Cover artist: Juliana Buch
Sandy – A Girl Like You (artist Juliana Buch)
Olympia Jones (artist Eduardo Feito, writer Anne Digby)
Bella (artist John Armstrong, writer Primrose Cumming)
Wee Sue (artist Hugh Thornton-Jones)
Perfect Pets – feature
The Breaking of Faith (artist Giorgio Giorgetti) – first episode
Tune-In (feature)
Bride of the Devil (artist Hugo D’Adderio) – Strange Story from the Mists
Stella Stirrer (artist Tony Coleman)
Edie and Miss T (artist Joe Collins) – cartoon
Bessie Bunter (artist Arthur Martin)
Linda’s Fox (artist and writer Ron Tiner)
Now we come to 1981 in our Tammy June month round. The Cover Girls have disappeared and we are in the era of the splash panel story covers. Most often, Bella had the spot on this cover, but Sandy has it at the moment. When the cover changed, a new look Tammy logo was introduced (above).

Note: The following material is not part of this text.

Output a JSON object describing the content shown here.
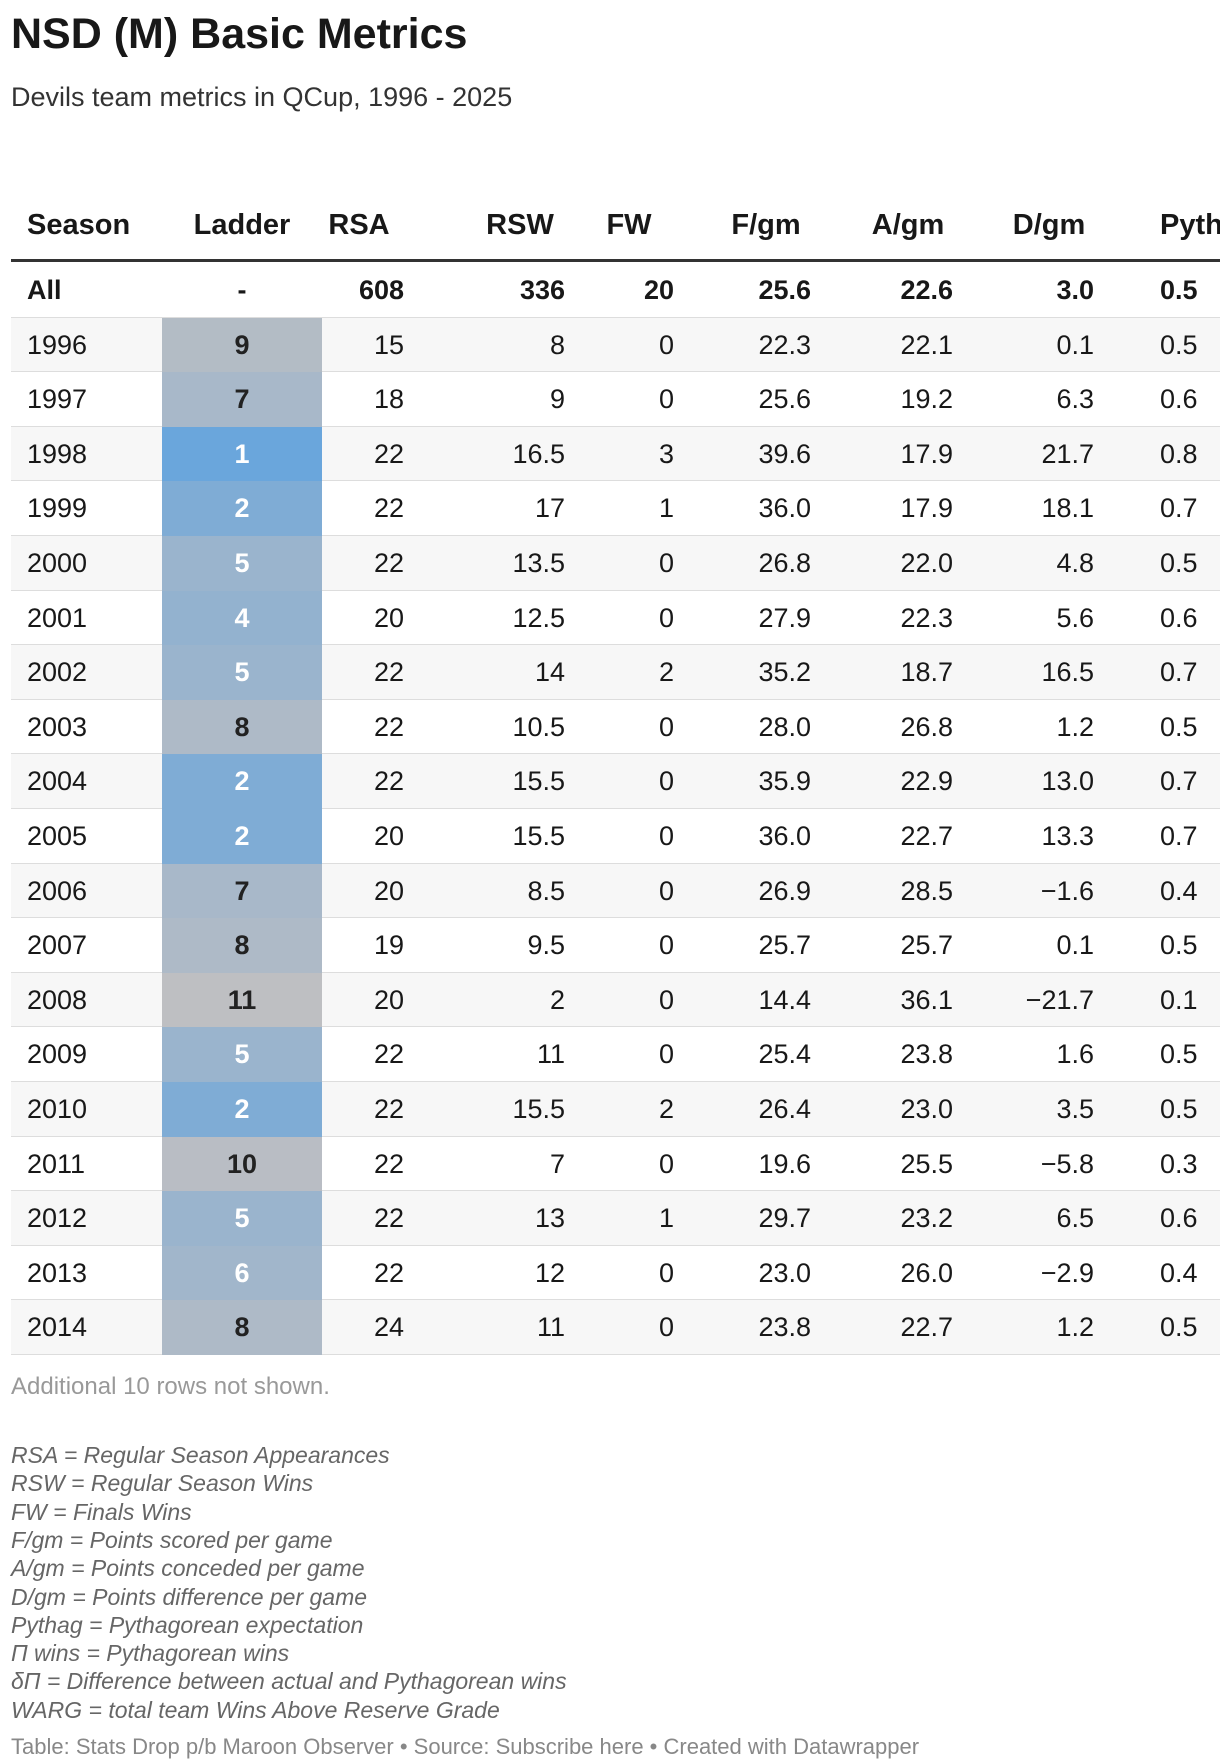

The Misty logo has shrunk on the cover, a clear sign the Misty merger was on its way out in Tammy. Misty was still co-presenter of Strange Stories from the Mists, and this week she tells the legend of Evelyn Carew of Potter Heigham (below), rendered with gorgeous Hugo D’Adderio artwork. The same legend was profiled in the original Misty, on her page of British folklore and legends. Many readers sent in contributions for prize money.
The team-up of Miss T and Edie was the most durable of the Misty merger. The pair became a trio when Snoopa came over from Jinty to form “The Crayzees”, and it lasted until Princess II merged with Tammy in 1984.
Adding extra delight to Tammy is the “Tune-In” feature, which gives us funny and informative stories and gossip about TV and pop stars.
Bessie Bunter was relegated from regular appearances to fill-in ones when Misty joined, but this week she does make an appearance. Molly is on break, which gives more room for serials. Hugh Thornton-Jones is doing Wee Sue this week, the strip where his artwork appeared the most often in Tammy. Olympia Jones, the smash-hit story from 1976, is back by popular demand and enjoying an equally popular repeat. “Linda’s Fox” is one of the girls’ serials we know to be both written and drawn by the same person. In this case it is Ron Tiner. This was the only serial Tiner drew for Tammy, along with a couple of Strange Stories.
Sandy, another popular Tammy character, is on her second story in Tammy (a third followed in 1982). In her original story, Sandy was the first Tammy story about boyfriends and dating, which was a novel thing for Tammy to do at the time. The days when boyfriend serials were commonplace in girls’ serials were still many years ahead, up at DCT. Sandy’s second story still features boyfriends, but it is not a story arc like the original. It is a series of scrapes and troubles of one sort or other. Some of them are new problems, but others stem from Sandy’s still-persisting problems from her first story, particularly her interfering father, and not having found a suitable boyfriend since she lost the one from her first story.
In her latest story, Bella has run away from the cruel Barlows and fallen in with a circus. She finds circus is not for her, nor is it the best way to keep up her gymnastics. However, she’s stuck with it for the time being, as the circus badly needs her while it is under threat from an enemy.
Giorgio Giorgetti’s new story is “The Breaking of Faith”. He had been a regular Tammy artist for several years, but he passed over later in 1981, so this was his final year in Tammy. His last Tammy story was “Jump, Jump, Julia”.
“Stella Stirrer” is a revenge on the bullies story, where a new kitchen maid at a posh boarding school uses the kitchen to hit back at the snobs who pick on her. But in revenge stories, things have a nasty habit of getting out of hand. So far this has not happened, but the story is still in its early episodes. The later episodes will tell.